Bank of Japan (BOJ) Governor Haruhiko Kuroda gestures during a news conference at the BOJ headquarters in Tokyo June 19, 2015.  REUTERS/Thomas Peter  Haruhiko Kuroda, the Bank of Japan governor, at a news conference at the BOJ headquarters in Tokyo. Thomson Reuters
The Bank of Japan refrained from cutting interest rates from -0.1% at its September monetary-policy meeting, choosing instead to modify its existing policy framework.
Instead of targeting an annual increase in the nation's monetary base of about 80 trillion yen, the bank will now target the shape of the Japanese yield curve, announcing that it will purchase Japanese government bonds, or JGBs, with the aim of keeping the 10-year JGB rate "more or less at the current level" of about 0%.

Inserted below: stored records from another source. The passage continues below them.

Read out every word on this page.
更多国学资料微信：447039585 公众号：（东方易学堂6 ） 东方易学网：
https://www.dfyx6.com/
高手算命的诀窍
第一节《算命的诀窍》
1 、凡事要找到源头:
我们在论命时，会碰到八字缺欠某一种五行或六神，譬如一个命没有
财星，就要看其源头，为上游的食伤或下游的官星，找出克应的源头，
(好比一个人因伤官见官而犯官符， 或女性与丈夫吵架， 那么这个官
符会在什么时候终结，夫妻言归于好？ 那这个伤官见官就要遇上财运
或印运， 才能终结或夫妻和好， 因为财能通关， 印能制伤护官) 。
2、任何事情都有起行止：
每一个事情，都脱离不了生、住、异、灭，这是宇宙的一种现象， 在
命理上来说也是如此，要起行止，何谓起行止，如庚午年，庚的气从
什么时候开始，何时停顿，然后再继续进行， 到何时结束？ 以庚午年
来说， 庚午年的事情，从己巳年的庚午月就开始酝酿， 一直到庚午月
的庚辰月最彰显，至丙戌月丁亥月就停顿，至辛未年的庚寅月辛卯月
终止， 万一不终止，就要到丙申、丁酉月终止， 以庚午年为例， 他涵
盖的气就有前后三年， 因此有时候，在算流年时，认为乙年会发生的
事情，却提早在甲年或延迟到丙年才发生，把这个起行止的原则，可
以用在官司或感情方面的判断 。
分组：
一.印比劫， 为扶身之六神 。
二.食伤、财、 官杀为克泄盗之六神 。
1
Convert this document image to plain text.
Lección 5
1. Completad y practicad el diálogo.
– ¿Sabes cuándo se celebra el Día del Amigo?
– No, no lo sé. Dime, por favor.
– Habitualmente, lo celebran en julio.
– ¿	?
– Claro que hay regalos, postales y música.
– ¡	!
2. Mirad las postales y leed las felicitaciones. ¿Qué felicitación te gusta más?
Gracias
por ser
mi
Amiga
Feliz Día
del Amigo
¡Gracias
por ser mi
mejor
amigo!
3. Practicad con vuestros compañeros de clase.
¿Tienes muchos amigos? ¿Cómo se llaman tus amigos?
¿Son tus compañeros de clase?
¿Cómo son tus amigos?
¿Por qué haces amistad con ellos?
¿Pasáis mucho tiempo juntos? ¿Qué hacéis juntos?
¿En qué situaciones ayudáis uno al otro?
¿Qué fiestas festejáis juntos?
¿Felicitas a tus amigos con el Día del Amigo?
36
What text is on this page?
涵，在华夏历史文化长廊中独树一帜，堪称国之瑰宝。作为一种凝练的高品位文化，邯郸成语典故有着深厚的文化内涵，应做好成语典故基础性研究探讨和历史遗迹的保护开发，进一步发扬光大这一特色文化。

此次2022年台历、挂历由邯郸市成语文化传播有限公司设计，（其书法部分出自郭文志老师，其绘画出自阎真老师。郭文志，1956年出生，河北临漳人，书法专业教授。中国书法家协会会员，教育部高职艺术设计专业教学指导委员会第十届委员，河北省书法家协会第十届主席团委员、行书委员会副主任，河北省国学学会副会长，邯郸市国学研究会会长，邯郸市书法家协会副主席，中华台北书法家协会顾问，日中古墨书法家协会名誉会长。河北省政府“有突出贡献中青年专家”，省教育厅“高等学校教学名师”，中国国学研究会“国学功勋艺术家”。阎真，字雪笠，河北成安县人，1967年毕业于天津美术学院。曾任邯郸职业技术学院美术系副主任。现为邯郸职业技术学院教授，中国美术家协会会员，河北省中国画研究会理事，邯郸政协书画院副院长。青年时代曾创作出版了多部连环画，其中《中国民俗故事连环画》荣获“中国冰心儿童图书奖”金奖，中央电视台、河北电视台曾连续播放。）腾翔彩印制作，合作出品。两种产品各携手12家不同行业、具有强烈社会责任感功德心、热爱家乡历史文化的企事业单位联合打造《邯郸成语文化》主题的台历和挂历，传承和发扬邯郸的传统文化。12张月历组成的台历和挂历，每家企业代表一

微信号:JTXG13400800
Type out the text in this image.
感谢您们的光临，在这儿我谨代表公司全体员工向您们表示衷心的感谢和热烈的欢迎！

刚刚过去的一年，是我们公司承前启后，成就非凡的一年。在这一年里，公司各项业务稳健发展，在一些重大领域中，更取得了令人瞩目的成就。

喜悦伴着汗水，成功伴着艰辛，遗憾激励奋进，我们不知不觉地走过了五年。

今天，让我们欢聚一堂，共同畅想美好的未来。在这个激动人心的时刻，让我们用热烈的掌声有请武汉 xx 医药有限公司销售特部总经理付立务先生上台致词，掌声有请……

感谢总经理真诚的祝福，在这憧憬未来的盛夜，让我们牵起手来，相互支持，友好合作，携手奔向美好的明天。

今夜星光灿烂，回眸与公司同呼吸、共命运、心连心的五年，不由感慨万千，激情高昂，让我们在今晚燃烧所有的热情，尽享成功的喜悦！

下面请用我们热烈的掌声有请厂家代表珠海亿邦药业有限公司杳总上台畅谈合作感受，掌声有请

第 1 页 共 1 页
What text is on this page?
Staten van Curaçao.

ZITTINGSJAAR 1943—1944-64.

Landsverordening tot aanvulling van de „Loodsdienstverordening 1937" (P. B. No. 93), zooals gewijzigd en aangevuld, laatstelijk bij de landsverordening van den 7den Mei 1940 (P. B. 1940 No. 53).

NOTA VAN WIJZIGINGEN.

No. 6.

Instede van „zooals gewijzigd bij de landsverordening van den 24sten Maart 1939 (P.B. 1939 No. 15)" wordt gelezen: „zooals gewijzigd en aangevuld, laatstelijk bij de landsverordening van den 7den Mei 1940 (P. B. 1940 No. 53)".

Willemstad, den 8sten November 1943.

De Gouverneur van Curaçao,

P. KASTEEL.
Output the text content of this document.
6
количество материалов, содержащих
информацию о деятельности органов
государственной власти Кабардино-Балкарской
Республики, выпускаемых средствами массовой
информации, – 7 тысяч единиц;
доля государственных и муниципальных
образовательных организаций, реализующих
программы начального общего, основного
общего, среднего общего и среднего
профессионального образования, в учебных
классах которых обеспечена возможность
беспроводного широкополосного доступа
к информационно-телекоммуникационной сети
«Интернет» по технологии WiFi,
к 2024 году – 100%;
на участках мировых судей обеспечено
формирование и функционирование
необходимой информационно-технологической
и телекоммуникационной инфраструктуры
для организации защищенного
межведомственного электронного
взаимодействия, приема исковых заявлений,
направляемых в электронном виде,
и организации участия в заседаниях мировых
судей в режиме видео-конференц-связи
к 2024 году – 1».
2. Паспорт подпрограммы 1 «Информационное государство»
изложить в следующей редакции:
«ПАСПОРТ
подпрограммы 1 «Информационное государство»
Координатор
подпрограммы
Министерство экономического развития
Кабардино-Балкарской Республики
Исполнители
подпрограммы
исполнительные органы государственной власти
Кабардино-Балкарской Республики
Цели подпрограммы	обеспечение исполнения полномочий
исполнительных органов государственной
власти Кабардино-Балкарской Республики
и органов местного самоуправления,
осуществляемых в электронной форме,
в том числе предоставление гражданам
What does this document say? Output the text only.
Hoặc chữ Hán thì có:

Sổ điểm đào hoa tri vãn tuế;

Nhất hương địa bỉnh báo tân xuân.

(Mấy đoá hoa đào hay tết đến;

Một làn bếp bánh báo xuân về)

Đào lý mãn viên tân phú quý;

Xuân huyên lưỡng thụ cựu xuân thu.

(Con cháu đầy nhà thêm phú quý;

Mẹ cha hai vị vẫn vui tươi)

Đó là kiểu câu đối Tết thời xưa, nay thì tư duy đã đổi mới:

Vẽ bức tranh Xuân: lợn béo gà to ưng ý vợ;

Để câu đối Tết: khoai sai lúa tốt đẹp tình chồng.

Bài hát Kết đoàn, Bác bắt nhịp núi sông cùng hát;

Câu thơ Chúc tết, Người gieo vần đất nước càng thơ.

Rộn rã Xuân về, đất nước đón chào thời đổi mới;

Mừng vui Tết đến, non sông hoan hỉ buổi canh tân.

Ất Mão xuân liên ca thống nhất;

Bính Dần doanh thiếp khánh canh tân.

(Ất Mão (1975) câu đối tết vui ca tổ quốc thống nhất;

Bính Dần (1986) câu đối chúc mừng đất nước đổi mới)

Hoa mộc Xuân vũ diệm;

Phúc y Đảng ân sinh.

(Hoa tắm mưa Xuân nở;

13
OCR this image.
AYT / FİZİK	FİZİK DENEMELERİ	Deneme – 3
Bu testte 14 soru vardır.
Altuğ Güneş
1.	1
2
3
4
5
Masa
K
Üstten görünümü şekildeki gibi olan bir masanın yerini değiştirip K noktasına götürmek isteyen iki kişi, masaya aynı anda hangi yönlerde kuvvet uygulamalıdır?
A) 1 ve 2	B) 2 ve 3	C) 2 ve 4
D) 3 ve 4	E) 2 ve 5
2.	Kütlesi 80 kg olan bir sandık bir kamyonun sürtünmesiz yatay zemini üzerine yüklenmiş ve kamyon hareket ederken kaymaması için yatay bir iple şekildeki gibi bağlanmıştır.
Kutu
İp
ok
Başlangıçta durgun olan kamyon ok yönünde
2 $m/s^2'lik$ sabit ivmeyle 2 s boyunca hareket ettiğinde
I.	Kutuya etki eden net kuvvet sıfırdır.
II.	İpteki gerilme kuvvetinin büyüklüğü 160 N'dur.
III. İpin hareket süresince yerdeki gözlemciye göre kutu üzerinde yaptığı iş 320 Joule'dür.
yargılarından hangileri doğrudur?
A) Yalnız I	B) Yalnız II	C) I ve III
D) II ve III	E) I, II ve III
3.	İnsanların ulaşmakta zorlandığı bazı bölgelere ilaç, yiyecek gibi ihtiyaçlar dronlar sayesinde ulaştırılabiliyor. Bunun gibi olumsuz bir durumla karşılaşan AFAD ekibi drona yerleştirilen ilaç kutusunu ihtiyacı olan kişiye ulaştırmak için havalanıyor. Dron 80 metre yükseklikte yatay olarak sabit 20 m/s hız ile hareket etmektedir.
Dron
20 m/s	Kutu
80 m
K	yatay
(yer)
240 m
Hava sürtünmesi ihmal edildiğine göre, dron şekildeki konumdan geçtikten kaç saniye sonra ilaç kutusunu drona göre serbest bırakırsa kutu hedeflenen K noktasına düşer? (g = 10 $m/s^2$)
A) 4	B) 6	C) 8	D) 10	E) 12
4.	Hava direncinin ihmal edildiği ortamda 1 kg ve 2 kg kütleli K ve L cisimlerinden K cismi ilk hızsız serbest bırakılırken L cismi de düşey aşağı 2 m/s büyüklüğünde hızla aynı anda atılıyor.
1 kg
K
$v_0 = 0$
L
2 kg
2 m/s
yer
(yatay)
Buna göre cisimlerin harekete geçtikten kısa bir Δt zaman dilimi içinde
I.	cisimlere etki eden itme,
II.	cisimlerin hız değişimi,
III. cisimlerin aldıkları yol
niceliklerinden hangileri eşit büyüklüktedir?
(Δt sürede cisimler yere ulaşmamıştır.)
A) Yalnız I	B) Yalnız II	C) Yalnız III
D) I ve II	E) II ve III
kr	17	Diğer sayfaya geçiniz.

"With a view to achieving the price-stability target of 2% at the earliest possible time, the bank decided to introduce 'QQE with yield-curve control,'" the bank said.
"With regard to the amount of JGBs to be purchased, the bank will conduct purchases more or less in line with the current pace — an annual pace of increase in the amount of outstanding of its JGB holdings at about 80 trillion yen."
So while the scale of asset purchases is expected to be roughly the same as it was previously, the bank is now targeting interest-rate levels, not just the size of its asset purchases.
To target the shape of the yield curve, the bank will now target JGBs "with a wide range of maturities," scrapping the previous stance of purchasing securities with a set time frame to maturity of seven to 12 years.
This will allow for greater flexibility in terms of policy settings, allowing the BOJ to make necessary adjustments based on the inflation outlook.
The bank also announced an "inflation-overshooting commitment," essentially a pledge to expand the nation's monetary base until the annual increase in consumer price inflation (CPI) exceeds its price stability target of 2% "and stays above the target in a stable manner."
The pledge to overshoot on the inflation target, coupled with greater policy flexibility now available to the bank to achieve that goal, has, for the moment, been welcomed by financial markets.
The Japanese yen has weakened, with the USD/JPY trading at 102.58, up 0.88% for the session. The Nikkei is also rallying, sitting up 1.23% as of 2 p.m. in Tokyo.
Bond yields, now central to BOJ monetary policy moving forward, have also lifted. The 10-year JGB yield sits at -0.022%, having traded at -0.049% just moments before the decision was released. It briefly rose to 0%, a level that had not been seen since the middle of March.